Nationstar… Debacle of Incompetence…or outright fraud? You decide.

In my normal life, I’m a pretty upbeat fellow. I work hard for my clients, try to do the right thing, and love to keep people informed about the most recent activities out there in real estate. But I just can’t seem to get past the complete stupidity, or cunning and Machiavellian actions of various lenders.
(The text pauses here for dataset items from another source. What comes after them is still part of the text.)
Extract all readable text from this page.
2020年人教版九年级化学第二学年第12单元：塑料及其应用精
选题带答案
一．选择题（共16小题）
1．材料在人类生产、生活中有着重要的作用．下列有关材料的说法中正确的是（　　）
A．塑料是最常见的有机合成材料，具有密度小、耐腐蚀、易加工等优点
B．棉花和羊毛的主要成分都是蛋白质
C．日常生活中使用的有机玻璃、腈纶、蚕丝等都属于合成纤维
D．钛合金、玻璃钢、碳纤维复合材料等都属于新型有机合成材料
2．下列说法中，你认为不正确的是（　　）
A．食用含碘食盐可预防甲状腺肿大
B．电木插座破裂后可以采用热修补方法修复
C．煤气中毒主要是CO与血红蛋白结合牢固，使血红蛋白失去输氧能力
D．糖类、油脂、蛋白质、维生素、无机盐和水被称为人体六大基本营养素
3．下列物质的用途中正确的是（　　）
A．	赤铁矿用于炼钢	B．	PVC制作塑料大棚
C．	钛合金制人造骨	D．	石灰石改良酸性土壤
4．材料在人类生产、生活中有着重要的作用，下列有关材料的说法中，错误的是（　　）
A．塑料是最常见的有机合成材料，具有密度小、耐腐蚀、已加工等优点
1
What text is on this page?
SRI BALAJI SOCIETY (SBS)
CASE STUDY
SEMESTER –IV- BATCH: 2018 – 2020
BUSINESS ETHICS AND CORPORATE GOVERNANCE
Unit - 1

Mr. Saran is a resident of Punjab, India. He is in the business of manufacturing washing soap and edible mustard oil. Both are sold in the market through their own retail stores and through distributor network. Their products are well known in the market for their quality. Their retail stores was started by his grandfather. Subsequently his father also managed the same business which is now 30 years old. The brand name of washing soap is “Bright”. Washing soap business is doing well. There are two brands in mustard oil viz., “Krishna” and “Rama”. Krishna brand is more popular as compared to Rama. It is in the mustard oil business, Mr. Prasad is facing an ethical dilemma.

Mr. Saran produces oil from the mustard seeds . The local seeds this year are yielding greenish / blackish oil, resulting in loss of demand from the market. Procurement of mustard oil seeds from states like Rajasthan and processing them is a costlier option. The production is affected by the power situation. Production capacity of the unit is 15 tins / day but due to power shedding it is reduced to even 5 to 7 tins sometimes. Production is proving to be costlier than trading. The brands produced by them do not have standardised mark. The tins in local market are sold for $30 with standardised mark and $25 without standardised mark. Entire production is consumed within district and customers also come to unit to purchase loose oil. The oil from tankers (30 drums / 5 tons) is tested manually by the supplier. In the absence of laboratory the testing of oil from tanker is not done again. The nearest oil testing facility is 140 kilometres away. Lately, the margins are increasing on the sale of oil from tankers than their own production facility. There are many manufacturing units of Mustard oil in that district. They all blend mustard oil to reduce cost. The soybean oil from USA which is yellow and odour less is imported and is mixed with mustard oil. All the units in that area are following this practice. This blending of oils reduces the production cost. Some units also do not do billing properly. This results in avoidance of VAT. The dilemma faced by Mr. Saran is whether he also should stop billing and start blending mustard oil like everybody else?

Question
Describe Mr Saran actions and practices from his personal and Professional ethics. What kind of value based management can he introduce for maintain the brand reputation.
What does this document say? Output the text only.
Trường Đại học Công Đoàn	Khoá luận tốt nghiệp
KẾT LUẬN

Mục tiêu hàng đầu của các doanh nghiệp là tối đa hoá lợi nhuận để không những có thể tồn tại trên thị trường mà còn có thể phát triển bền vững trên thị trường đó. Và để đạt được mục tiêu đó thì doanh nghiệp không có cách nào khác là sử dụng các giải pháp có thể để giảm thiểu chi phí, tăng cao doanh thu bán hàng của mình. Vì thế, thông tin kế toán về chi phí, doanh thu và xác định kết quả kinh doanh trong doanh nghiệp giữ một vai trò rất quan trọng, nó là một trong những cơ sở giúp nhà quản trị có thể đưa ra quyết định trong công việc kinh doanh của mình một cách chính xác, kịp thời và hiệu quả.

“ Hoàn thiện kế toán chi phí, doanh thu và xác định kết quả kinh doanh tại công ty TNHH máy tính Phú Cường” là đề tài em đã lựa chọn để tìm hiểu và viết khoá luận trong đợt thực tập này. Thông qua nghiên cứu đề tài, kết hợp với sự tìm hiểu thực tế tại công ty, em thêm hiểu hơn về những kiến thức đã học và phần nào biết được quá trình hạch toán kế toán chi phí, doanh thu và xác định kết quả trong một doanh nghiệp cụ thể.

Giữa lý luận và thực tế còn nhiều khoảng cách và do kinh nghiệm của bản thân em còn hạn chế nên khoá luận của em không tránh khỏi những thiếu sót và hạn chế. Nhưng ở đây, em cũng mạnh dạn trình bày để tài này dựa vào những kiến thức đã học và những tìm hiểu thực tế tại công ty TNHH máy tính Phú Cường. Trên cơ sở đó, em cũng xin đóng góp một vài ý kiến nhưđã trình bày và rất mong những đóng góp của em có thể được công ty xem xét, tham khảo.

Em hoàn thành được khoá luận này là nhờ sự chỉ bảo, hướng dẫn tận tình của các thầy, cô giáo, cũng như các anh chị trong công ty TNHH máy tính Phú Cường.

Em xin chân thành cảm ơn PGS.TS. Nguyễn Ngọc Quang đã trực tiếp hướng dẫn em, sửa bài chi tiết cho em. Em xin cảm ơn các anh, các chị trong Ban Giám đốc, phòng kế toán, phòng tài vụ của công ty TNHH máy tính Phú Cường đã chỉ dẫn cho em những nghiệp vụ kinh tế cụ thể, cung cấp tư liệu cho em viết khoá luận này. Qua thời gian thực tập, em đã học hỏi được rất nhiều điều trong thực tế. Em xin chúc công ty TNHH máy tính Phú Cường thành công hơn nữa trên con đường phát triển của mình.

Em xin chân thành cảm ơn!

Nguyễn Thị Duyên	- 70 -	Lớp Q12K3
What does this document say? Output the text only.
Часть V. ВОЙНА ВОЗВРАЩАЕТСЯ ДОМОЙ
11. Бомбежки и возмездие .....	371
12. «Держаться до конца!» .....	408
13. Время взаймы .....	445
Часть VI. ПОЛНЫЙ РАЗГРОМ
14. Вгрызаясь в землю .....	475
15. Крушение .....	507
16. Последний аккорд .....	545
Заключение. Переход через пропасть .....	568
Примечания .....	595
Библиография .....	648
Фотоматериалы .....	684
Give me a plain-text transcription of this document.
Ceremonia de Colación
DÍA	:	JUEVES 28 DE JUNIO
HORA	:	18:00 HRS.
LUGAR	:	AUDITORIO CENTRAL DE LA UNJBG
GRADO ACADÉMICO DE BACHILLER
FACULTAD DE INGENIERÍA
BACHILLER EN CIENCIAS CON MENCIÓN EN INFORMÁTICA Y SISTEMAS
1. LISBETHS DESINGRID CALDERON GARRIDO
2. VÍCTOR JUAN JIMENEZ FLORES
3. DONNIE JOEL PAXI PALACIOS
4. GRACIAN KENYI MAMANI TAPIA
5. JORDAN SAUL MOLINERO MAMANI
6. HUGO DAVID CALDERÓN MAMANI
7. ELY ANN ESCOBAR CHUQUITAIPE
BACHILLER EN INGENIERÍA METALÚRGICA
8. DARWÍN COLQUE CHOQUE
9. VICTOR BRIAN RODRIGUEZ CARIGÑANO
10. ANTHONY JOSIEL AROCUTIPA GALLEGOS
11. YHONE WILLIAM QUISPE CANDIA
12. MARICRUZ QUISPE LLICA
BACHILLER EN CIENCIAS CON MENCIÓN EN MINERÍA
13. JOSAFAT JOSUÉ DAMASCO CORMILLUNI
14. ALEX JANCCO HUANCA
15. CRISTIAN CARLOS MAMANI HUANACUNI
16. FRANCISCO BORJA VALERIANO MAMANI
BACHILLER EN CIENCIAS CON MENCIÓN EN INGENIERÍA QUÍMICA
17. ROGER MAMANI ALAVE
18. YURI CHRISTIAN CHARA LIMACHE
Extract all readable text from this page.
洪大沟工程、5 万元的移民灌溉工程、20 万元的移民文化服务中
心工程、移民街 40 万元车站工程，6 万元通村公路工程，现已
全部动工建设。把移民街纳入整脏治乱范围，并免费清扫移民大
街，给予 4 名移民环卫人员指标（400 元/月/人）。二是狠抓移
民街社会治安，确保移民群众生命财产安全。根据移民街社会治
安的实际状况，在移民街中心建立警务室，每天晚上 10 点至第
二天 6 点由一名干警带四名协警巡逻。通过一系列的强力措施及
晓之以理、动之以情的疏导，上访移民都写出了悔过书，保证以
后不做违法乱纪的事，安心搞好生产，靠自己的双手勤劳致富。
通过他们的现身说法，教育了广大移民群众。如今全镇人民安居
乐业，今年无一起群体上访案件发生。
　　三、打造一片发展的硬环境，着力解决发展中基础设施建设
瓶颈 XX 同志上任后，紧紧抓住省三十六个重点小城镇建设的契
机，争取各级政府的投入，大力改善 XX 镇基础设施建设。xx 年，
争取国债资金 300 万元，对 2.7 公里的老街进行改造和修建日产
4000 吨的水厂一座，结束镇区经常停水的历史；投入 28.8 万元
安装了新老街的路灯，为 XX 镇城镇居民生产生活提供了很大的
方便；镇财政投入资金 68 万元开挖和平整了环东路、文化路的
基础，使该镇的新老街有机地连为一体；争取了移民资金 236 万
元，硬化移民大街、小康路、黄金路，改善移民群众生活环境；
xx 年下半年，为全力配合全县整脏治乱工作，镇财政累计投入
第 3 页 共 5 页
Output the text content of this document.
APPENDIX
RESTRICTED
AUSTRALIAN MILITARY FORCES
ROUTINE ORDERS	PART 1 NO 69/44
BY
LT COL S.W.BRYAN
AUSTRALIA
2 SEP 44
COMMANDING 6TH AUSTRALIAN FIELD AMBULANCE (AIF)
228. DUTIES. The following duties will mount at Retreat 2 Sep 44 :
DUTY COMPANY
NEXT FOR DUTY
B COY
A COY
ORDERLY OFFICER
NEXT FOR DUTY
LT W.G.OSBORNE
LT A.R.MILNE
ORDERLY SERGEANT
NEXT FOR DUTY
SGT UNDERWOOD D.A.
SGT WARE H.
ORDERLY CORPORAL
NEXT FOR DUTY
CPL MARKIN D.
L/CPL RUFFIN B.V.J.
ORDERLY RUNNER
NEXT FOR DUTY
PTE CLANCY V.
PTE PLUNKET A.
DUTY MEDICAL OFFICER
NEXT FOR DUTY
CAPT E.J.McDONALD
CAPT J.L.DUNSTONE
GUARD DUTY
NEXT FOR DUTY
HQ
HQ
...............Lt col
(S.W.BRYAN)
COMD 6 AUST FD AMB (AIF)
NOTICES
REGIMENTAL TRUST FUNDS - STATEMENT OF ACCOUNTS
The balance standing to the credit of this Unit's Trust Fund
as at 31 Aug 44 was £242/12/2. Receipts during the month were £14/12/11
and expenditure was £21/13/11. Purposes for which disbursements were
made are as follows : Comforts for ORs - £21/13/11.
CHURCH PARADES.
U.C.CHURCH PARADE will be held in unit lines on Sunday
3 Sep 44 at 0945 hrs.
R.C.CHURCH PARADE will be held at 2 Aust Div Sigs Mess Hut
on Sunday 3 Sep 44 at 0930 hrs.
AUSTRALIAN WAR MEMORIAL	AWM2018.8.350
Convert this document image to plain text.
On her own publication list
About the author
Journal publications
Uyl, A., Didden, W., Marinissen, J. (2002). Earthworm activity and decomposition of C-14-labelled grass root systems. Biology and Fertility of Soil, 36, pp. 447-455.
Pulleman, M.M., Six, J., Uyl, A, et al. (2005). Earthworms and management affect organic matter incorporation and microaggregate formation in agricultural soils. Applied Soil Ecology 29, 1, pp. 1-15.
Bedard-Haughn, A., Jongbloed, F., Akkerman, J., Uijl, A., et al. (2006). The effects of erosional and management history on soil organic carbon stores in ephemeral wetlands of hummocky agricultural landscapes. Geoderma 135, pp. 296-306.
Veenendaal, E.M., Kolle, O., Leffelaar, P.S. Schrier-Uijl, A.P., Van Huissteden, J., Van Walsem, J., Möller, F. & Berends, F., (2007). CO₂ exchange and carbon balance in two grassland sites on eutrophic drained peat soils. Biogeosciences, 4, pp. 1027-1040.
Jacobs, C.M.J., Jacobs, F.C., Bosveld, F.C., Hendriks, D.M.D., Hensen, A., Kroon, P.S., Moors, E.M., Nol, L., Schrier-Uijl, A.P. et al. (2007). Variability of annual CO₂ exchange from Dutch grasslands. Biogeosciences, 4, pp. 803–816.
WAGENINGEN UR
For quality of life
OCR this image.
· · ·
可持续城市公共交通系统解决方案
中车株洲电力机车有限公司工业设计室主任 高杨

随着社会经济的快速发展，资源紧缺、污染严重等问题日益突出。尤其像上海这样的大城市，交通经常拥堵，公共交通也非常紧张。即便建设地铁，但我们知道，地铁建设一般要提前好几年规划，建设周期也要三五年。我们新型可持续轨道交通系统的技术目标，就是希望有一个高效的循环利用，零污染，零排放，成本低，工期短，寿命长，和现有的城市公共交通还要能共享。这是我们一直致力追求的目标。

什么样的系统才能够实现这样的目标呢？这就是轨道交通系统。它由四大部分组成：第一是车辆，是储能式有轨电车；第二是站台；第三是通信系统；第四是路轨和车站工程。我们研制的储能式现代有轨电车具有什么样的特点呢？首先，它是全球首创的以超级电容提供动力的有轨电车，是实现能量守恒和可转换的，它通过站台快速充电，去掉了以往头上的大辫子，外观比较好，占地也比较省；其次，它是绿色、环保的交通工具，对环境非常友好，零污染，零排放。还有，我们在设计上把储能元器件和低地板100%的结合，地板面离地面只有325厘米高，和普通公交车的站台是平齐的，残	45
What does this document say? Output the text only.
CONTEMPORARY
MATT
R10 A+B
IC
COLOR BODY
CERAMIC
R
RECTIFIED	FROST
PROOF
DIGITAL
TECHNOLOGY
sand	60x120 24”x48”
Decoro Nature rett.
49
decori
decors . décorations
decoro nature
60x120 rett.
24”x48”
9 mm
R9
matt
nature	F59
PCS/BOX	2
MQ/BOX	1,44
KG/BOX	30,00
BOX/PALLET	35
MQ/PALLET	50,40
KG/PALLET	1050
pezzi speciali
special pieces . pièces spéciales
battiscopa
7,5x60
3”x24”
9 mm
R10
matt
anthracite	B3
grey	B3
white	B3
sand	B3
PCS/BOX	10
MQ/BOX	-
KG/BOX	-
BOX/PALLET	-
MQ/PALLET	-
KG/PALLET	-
So…move over in the bad-boy corner, Wells…make room for NationStar.

In this story, our borrower/short seller had lost her job two years ago, which eventually led to her inability to make payments on her condo. After three attempts to modify the loan with Aurora (Shouldn’t they also be wearing their own dunce cap?), she finally decided to short sale the property. A buyer presents and offer back in April and the seller accepts it. We submit the seller/borrower’s complete short sale…twice…to Aurora. The Bank does its BPO. They tell us that the package is complete and that it is simply at the negotiator’s desk for final approval….That was the first week of June….Two weeks later, they advise me that they are still awaiting approval….BUT…wait for it…..

The truth is that they have sold this loan to NationStar and they have frozen the short sale process because the loan will be transferred to NationStar on July 1. WHAT?? So….NationStar interfered with the borrower’s business transaction that was already in place that should have been done by the end of June?? I’m just sayin….

ENTER NationStar. They have acquired so many loans on July 1, that they post an announcement on their website that they won’t be returning calls, or talking to anyone regarding a loan until after the 7th of July. Ok…I can understand that your greedy purchase now results in thousands of people being put off, postponed and losing money…but I digress…. Once contact is finally achieved, NationStar takes four weeks to finally re-engage in the short sales process. They start by requiring the borrower to submit a new package. What??? So…you’re not making us start over….but you are. Four weeks after that, the BPO is ordered and now in mid-September, some 6 months later, we are back at the same place we were in the middle of June, that of having the lender (now Nationstar) acknowledge that the entire package is in, two BPO’s have been completed and we are in final underwriting approval stage…but….wait for it…
The short sale is unilaterally cancelled by Nationstar in the online Equator system. Cancelled. No more. Gone. I reach out to the negotiator, who advises me in an email that the short sale was cancelled because the borrower/seller has applied for a loan modification. WHAT? WHO DID WHAT? WHEN?  And so, I reach out to the borrower/seller and…imagine this…she never requested anything from NationStar! They had fraudulently claimed a loan mod application..when there was none. So what happened? on..

I come to find out that, in the course of the short sale approval, NationStar calls the borrower and offers that she could qualify for a HAFA short sale, which could get her some funds at closing, but she would first have to go through and be declined on a loan mod. BUT…the first lender turned her down for a loan mod multiple times. Why would they put this borrower in further financial peril with her HOA, further damage her credit report? Endanger a business transaction? Could it be that they are looking for federal funds for taking the HAFA loan mod app?? Hmm..I wonder.

But the most ironic part of all of this…is that the initial lender, Aurora loan, tried to pull the EXACT same scam when we first applied for the initial short sale months ago, after turning the borrower down on multiple loan modification attempts.  Wow.